Armed African American assistance began to arrive in numbers varying from 15 to 150. Tensions grew and two white men, Quakers Castner Hanway and Elijah Lewis arrived. They examined the warrant but refused to assist. At this point the accounts differ but we know Dickinson fired on Parker and was critically wounded with more than 60 bullets. Gorsuch again attempted to retrieve his property and was beaten and ultimately killed. The remaining posse members fled.

The three fugitives fled to Canada. Parker, Pinckney, and Johnson fled via Rochester, NY, where they stayed with Frederick Douglass, and then to Buxton, Canada. Eliza and her sister were arrested, eventually freed, and reunited with their husbands in Canada.

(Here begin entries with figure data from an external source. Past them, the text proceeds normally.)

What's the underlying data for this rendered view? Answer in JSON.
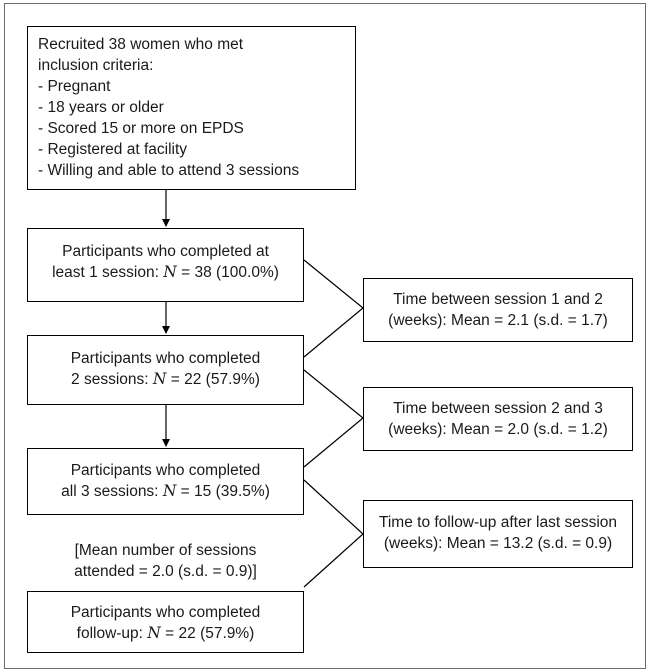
{
  "inclusion": {
    "heading_1": "Recruited 38 women who met",
    "heading_2": "inclusion criteria:",
    "criteria": [
      "- Pregnant",
      "- 18 years or older",
      "- Scored 15 or more on EPDS",
      "- Registered at facility",
      "- Willing and able to attend 3 sessions"
    ]
  },
  "stages": [
    {
      "line1": "Participants who completed at",
      "prefix": "least 1 session: ",
      "n_symbol": "N",
      "n_value": " = 38 (100.0%)"
    },
    {
      "line1": "Participants who completed",
      "prefix": "2 sessions: ",
      "n_symbol": "N",
      "n_value": " = 22 (57.9%)"
    },
    {
      "line1": "Participants who completed",
      "prefix": "all 3 sessions: ",
      "n_symbol": "N",
      "n_value": " = 15 (39.5%)"
    },
    {
      "line1": "Participants who completed",
      "prefix": "follow-up: ",
      "n_symbol": "N",
      "n_value": " = 22 (57.9%)"
    }
  ],
  "timings": [
    {
      "line1": "Time between session 1 and 2",
      "line2": "(weeks): Mean = 2.1 (s.d. = 1.7)"
    },
    {
      "line1": "Time between session 2 and 3",
      "line2": "(weeks): Mean = 2.0 (s.d. = 1.2)"
    },
    {
      "line1": "Time to follow-up after last session",
      "line2": "(weeks): Mean = 13.2 (s.d. = 0.9)"
    }
  ],
  "mean_sessions_note": {
    "line1": "[Mean number of sessions",
    "line2": "attended = 2.0 (s.d. = 0.9)]"
  }
}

A cadre of 45 marines was sent from Philadelphia on September 13th to hunt down the rioters and arrests were made. Lancaster County indicted 38 men on 117 counts of treason and imprisoned them in Moyamensing Prison in Philadelphia. Castner Hanway was identified as the leader and tried first. His federal trial began on November 24, 1851 and lasted 18 days in the Old Pennsylvania State House, Independence Hall.

The Maryland Attorney General led the nationally famous trial prosecution team and PA Congressman Thaddeus Stevens led the defense team. Abolitionists helped finance the trial and Lucretia Mott attended daily, supplied clothing and sat beside the defendants. Hanway was judged not guilty and charges against the other men were dismissed.

Historic Zercher’s Hotel is the site of the Christiana Underground Railroad Center. The museum offers guided and self-guided tours that relate a holistic story of the Christiana Resistance. The story is presented chronologically and in an easy to follow format. Documents, photographs, maps, artifacts and informational plaques greatly enhance visitor’s understanding of the event. zerchershotel.com

Immediately outside the hotel is a 4-sided monument commemorating the resistance. One side lists the names of the arrested men and a southern facing side is dedicated to Gorsuch.

Spanning nearby Pine Creek is the 1830 Stone Arch Railroad Bridge. Trains ran across this bridge, some with private cars that were used to hide

Mount Zion AME Church on Newport-Zion hill Road was the core of the African American community. It was established in 1822 and became a mecca for runaways. During the search after the riot the militia fired through the front door believing fugitives were inside. The original door is displayed inside the church.

Descendants of the participants remain in the area. You may be lucky enough to take a tour led by Darlene Colon. To take the journey with her is to live the experience.

The riot was a microcosm of the coming Civil War with both factions willing to bear arms over the legality and morality of slavery. It hardened the resolve of the two sides and convinced each of the righteousness of their cause.

Gorsuch’s youngest son Thomas was incensed by the murder of his father and the verdict. He wrote to a close friend who was even more outraged. The friend later stated that the Christiana incident shaped his antislavery feelings and allowed him to see that a complete separation from the North was just, necessary and inevitable. That friend was John Wilkes Booth.